In 1997, Eduardo Kac first coined the phrase Bio Art in his work Time Capsule. Though, around the end of 20th Century AD, this genre marked its foot steps, it thrived during the following century in works of Kac and Gessert.
The medium of this genre is always a living matter. Instead of studios the creations occurs at laboratories. The instrument of creating in this genre is biotechnology, involving cloning, genetic engineering and tissue culture. Yet it is not restricted only to the living forms. Some critic argues that all the materials used in it are not the living forms. The reconciliation is still far. The other contentious issue involves religious, ethical, social and aesthetical views.
Art or Science
- It attracts public attention like a matter of beauty; therefore it is an art.
- It is a creation; hence it is a creative product.
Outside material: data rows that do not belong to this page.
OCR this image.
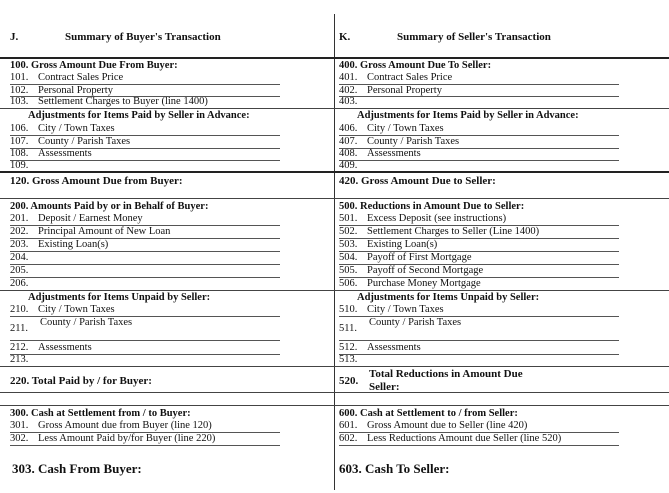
J.	Summary of Buyer's Transaction
100. Gross Amount Due From Buyer:
101. Contract Sales Price
102. Personal Property
103. Settlement Charges to Buyer (line 1400)
Adjustments for Items Paid by Seller in Advance:
106. City / Town Taxes
107. County / Parish Taxes
108. Assessments
109.
120. Gross Amount Due from Buyer:
200. Amounts Paid by or in Behalf of Buyer:
201. Deposit / Earnest Money
202. Principal Amount of New Loan
203. Existing Loan(s)
204.
205.
206.
Adjustments for Items Unpaid by Seller:
210. City / Town Taxes
County / Parish Taxes
211.
212. Assessments
213.
220. Total Paid by / for Buyer:
300. Cash at Settlement from / to Buyer:
301. Gross Amount due from Buyer (line 120)
302. Less Amount Paid by/for Buyer (line 220)
303. Cash From Buyer:
K.	Summary of Seller's Transaction
400. Gross Amount Due To Seller:
401. Contract Sales Price
402. Personal Property
403.
Adjustments for Items Paid by Seller in Advance:
406. City / Town Taxes
407. County / Parish Taxes
408. Assessments
409.
420. Gross Amount Due to Seller:
500. Reductions in Amount Due to Seller:
501. Excess Deposit (see instructions)
502. Settlement Charges to Seller (Line 1400)
503. Existing Loan(s)
504. Payoff of First Mortgage
505. Payoff of Second Mortgage
506. Purchase Money Mortgage
Adjustments for Items Unpaid by Seller:
510. City / Town Taxes
County / Parish Taxes
511.
512. Assessments
513.
520.
Total Reductions in Amount Due
Seller:
600. Cash at Settlement to / from Seller:
601. Gross Amount due to Seller (line 420)
602. Less Reductions Amount due Seller (line 520)
603. Cash To Seller:
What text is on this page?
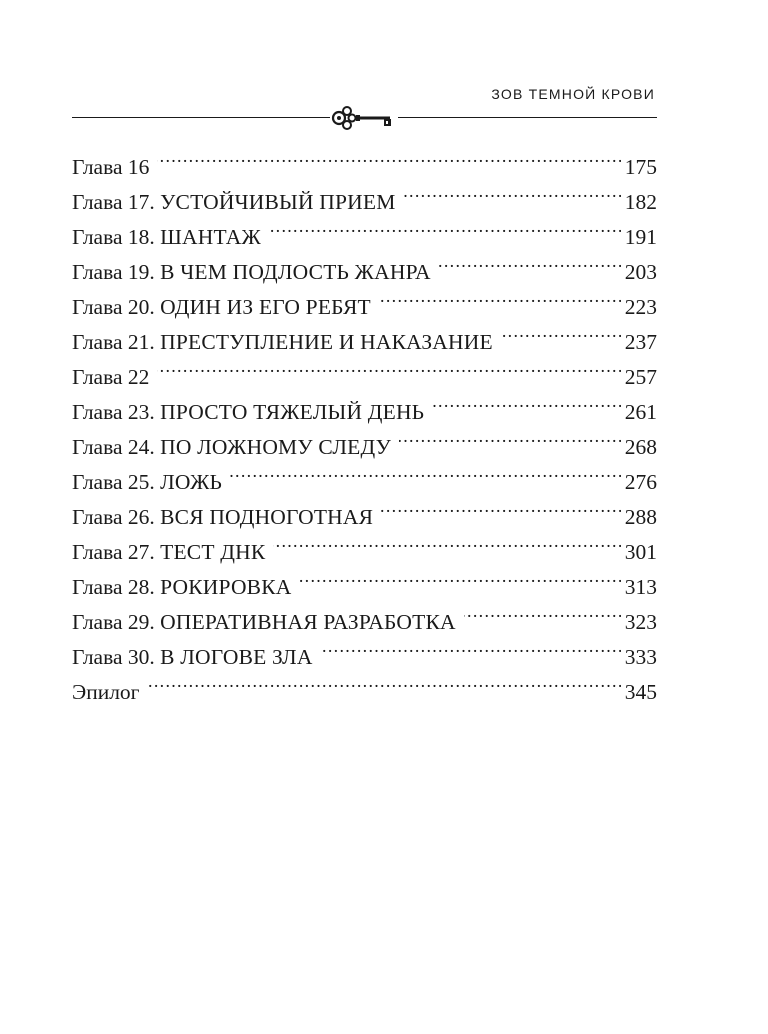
ЗОВ ТЕМНОЙ КРОВИ
Глава 16 . . .	175
Глава 17. УСТОЙЧИВЫЙ ПРИЕМ . . .	182
Глава 18. ШАНТАЖ . . .	191
Глава 19. В ЧЕМ ПОДЛОСТЬ ЖАНРА . . .	203
Глава 20. ОДИН ИЗ ЕГО РЕБЯТ . . .	223
Глава 21. ПРЕСТУПЛЕНИЕ И НАКАЗАНИЕ . . .	237
Глава 22 . . .	257
Глава 23. ПРОСТО ТЯЖЕЛЫЙ ДЕНЬ . . .	261
Глава 24. ПО ЛОЖНОМУ СЛЕДУ . . .	268
Глава 25. ЛОЖЬ . . .	276
Глава 26. ВСЯ ПОДНОГОТНАЯ . . .	288
Глава 27. ТЕСТ ДНК . . .	301
Глава 28. РОКИРОВКА . . .	313
Глава 29. ОПЕРАТИВНАЯ РАЗРАБОТКА . . .	323
Глава 30. В ЛОГОВЕ ЗЛА . . .	333
Эпилог . . .	345
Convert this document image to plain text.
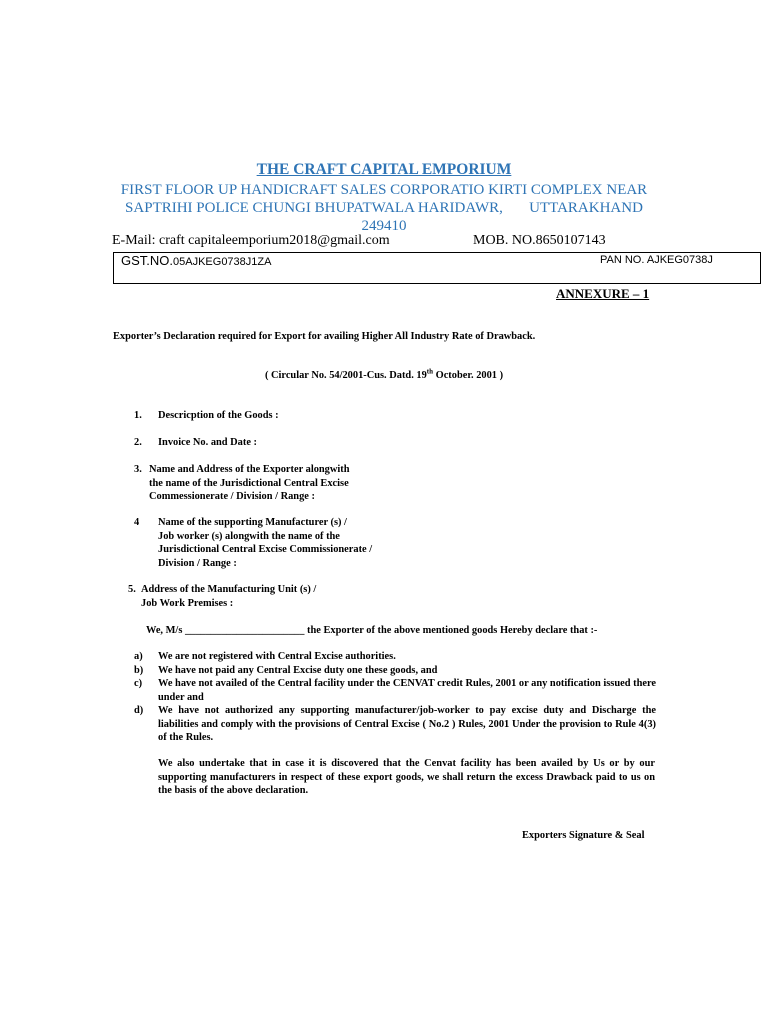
THE CRAFT CAPITAL EMPORIUM
FIRST FLOOR UP HANDICRAFT SALES CORPORATIO KIRTI COMPLEX NEAR
SAPTRIHI POLICE CHUNGI BHUPATWALA HARIDAWR,       UTTARAKHAND
249410
E-Mail: craft capitaleemporium2018@gmail.com	MOB. NO.8650107143
GST.NO.05AJKEG0738J1ZA	PAN NO. AJKEG0738J
ANNEXURE – 1
Exporter’s Declaration required for Export for availing Higher All Industry Rate of Drawback.
( Circular No. 54/2001-Cus. Datd. 19th October. 2001 )
1. Descricption of the Goods :
2. Invoice No. and Date :
3. Name and Address of the Exporter alongwith
the name of the Jurisdictional Central Excise
Commessionerate / Division / Range :
4 Name of the supporting Manufacturer (s) /
Job worker (s) alongwith the name of the
Jurisdictional Central Excise Commissionerate /
Division / Range :
5. Address of the Manufacturing Unit (s) /
Job Work Premises :
We, M/s _______________________ the Exporter of the above mentioned goods Hereby declare that :-
a)	We are not registered with Central Excise authorities.
b)	We have not paid any Central Excise duty one these goods, and
c)	We have not availed of the Central facility under the CENVAT credit Rules, 2001 or any notification issued there under and
d)	We have not authorized any supporting manufacturer/job-worker to pay excise duty and Discharge the liabilities and comply with the provisions of Central Excise ( No.2 ) Rules, 2001 Under the provision to Rule 4(3) of the Rules.
We also undertake that in case it is discovered that the Cenvat facility has been availed by Us or by our supporting manufacturers in respect of these export goods, we shall return the excess Drawback paid to us on the basis of the above declaration.
Exporters Signature & Seal
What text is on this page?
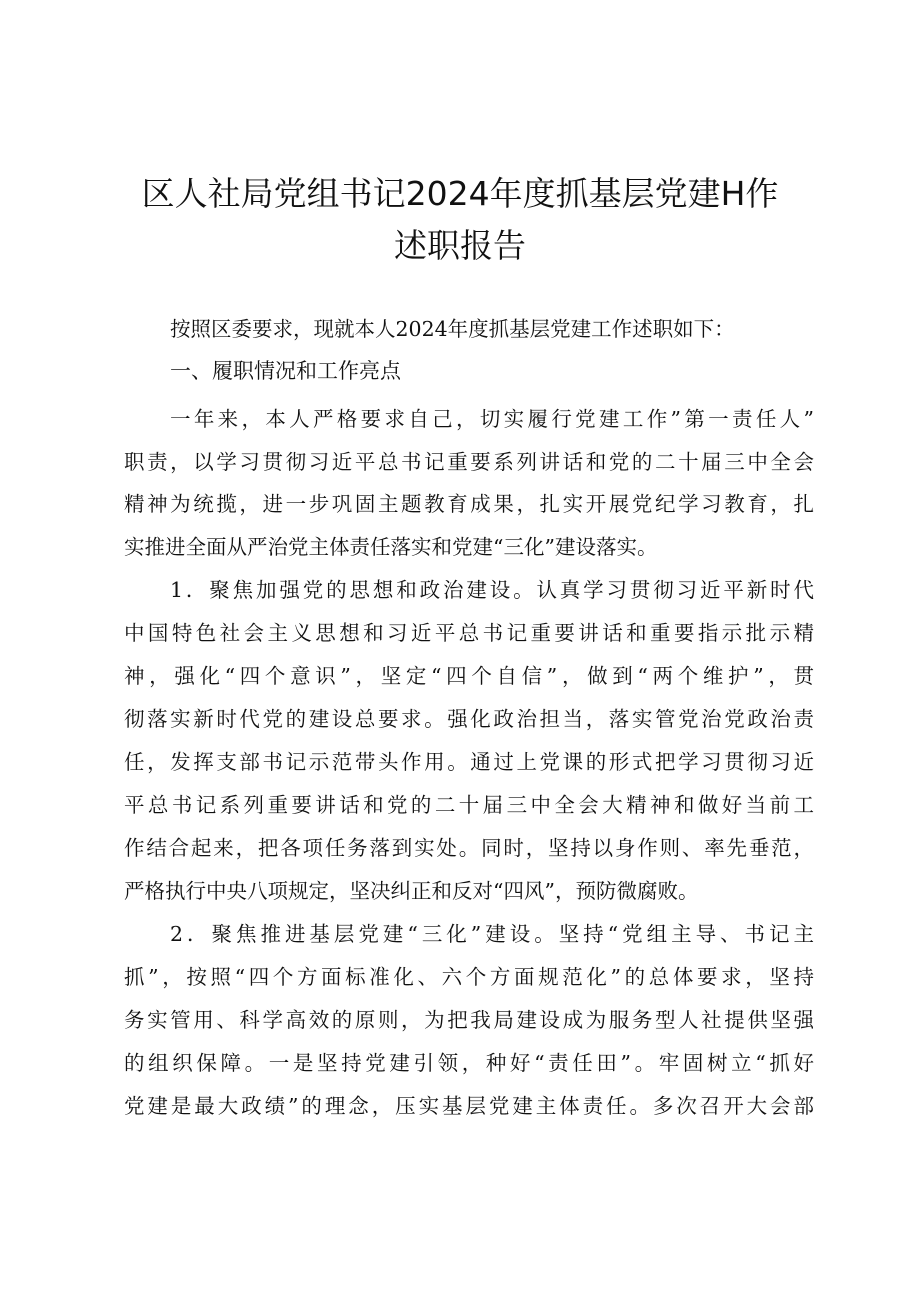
区人社局党组书记2024年度抓基层党建H作
述职报告
按照区委要求，现就本人2024年度抓基层党建工作述职如下：
一、履职情况和工作亮点
一年来，本人严格要求自己，切实履行党建工作”第一责任人”
职责，以学习贯彻习近平总书记重要系列讲话和党的二十届三中全会
精神为统揽，进一步巩固主题教育成果，扎实开展党纪学习教育，扎
实推进全面从严治党主体责任落实和党建“三化”建设落实。
1．聚焦加强党的思想和政治建设。认真学习贯彻习近平新时代
中国特色社会主义思想和习近平总书记重要讲话和重要指示批示精
神，强化“四个意识”，坚定“四个自信”，做到“两个维护”，贯
彻落实新时代党的建设总要求。强化政治担当，落实管党治党政治责
任，发挥支部书记示范带头作用。通过上党课的形式把学习贯彻习近
平总书记系列重要讲话和党的二十届三中全会大精神和做好当前工
作结合起来，把各项任务落到实处。同时，坚持以身作则、率先垂范，
严格执行中央八项规定，坚决纠正和反对“四风”，预防微腐败。
2．聚焦推进基层党建“三化”建设。坚持“党组主导、书记主
抓”，按照“四个方面标准化、六个方面规范化”的总体要求，坚持
务实管用、科学高效的原则，为把我局建设成为服务型人社提供坚强
的组织保障。一是坚持党建引领，种好“责任田”。牢固树立“抓好
党建是最大政绩”的理念，压实基层党建主体责任。多次召开大会部
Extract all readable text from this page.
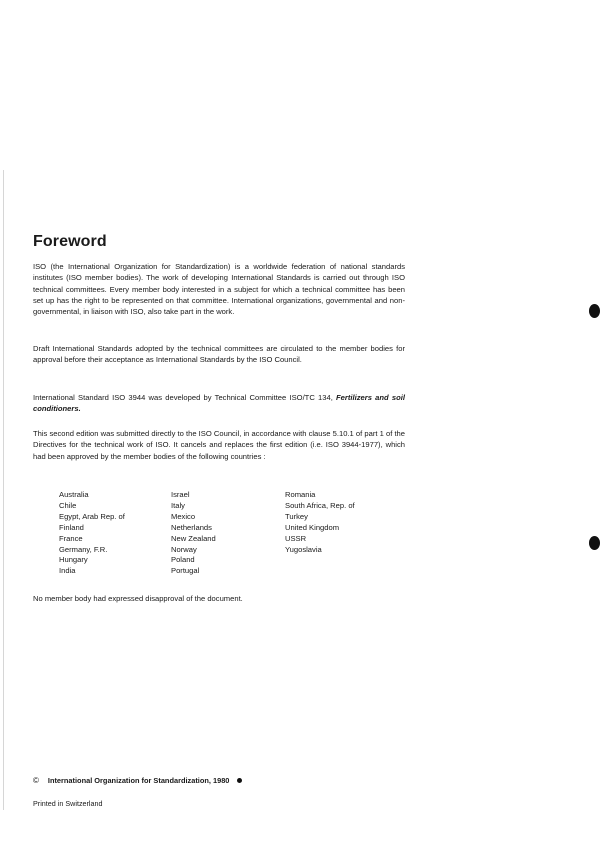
Foreword

ISO (the International Organization for Standardization) is a worldwide federation of national standards institutes (ISO member bodies). The work of developing International Standards is carried out through ISO technical committees. Every member body interested in a subject for which a technical committee has been set up has the right to be represented on that committee. International organizations, governmental and non-governmental, in liaison with ISO, also take part in the work.

Draft International Standards adopted by the technical committees are circulated to the member bodies for approval before their acceptance as International Standards by the ISO Council.

International Standard ISO 3944 was developed by Technical Committee ISO/TC 134, Fertilizers and soil conditioners.

This second edition was submitted directly to the ISO Council, in accordance with clause 5.10.1 of part 1 of the Directives for the technical work of ISO. It cancels and replaces the first edition (i.e. ISO 3944-1977), which had been approved by the member bodies of the following countries :

Australia
Chile
Egypt, Arab Rep. of
Finland
France
Germany, F.R.
Hungary
India
Israel
Italy
Mexico
Netherlands
New Zealand
Norway
Poland
Portugal
Romania
South Africa, Rep. of
Turkey
United Kingdom
USSR
Yugoslavia

No member body had expressed disapproval of the document.

© International Organization for Standardization, 1980

Printed in Switzerland
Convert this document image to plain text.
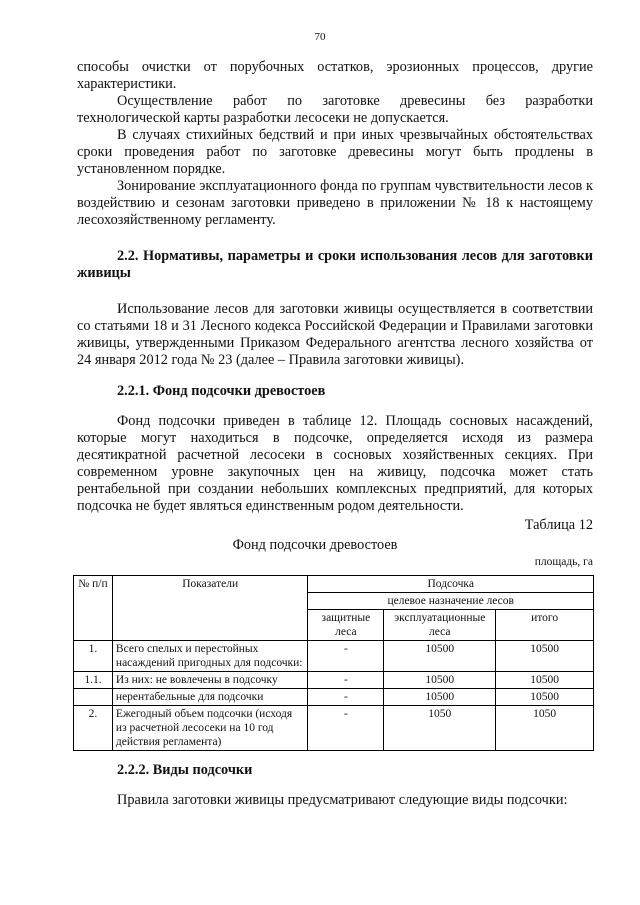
70

способы очистки от порубочных остатков, эрозионных процессов, другие характеристики.

Осуществление работ по заготовке древесины без разработки технологической карты разработки лесосеки не допускается.

В случаях стихийных бедствий и при иных чрезвычайных обстоятельствах сроки проведения работ по заготовке древесины могут быть продлены в установленном порядке.

Зонирование эксплуатационного фонда по группам чувствительности лесов к воздействию и сезонам заготовки приведено в приложении № 18 к настоящему лесохозяйственному регламенту.

2.2. Нормативы, параметры и сроки использования лесов для заготовки живицы

Использование лесов для заготовки живицы осуществляется в соответствии со статьями 18 и 31 Лесного кодекса Российской Федерации и Правилами заготовки живицы, утвержденными Приказом Федерального агентства лесного хозяйства от 24 января 2012 года № 23 (далее – Правила заготовки живицы).

2.2.1. Фонд подсочки древостоев

Фонд подсочки приведен в таблице 12. Площадь сосновых насаждений, которые могут находиться в подсочке, определяется исходя из размера десятикратной расчетной лесосеки в сосновых хозяйственных секциях. При современном уровне закупочных цен на живицу, подсочка может стать рентабельной при создании небольших комплексных предприятий, для которых подсочка не будет являться единственным родом деятельности.

Таблица 12
Фонд подсочки древостоев
площадь, га
№ п/п	Показатели	Подсочка		
		целевое назначение лесов		
		защитные леса	эксплуатационные леса	итого
1.	Всего спелых и перестойных насаждений пригодных для подсочки:	-	10500	10500
1.1.	Из них: не вовлечены в подсочку	-	10500	10500
	нерентабельные для подсочки	-	10500	10500
2.	Ежегодный объем подсочки (исходя из расчетной лесосеки на 10 год действия регламента)	-	1050	1050
2.2.2. Виды подсочки

Правила заготовки живицы предусматривают следующие виды подсочки:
- It is very much science, too, as it involves cellular and sub-cellular technology.
Impact
According to Eduardo Kac, works in this genre meet the long pending urge of branching out of the limits of conventional art. In her Brave BioArt 2: Shredding the Bio, Amassing the Nano, and Cultivating Post-human life, Natasha Vita-More observes that craftsmen prosper through grasping mastery over new tools; and also a shift from the synthetic creations by exploiting of computers and electronic techniques. She argued in the book that the life factor involved in this form but not the living element by invoking Kac’s A Positive. Specifically, this work of Kac demonstrates lighting of a flame inside a mechanical robot using oxygen from previously expired blood filtered into the robot.
Using biological substances to constitute new life or creating aesthetic modifications of life like live-tissue or organisms, say bacteria built a bridge between scientific laboratories and artists. Most of the works in this genre include tissue-culturing and transgenic. The later can transform organisms’ genetic material by adding synthesized or transplanted genetic material(s) from other organisms
Resistances
It is often accused for unethical treatment of lesser beings in the name of work. Lobbyists against this practice, viz., USA Today and PETA in Norfolk, United States, blame the practitioners for vulnerability of species with small surviving population towards extinction.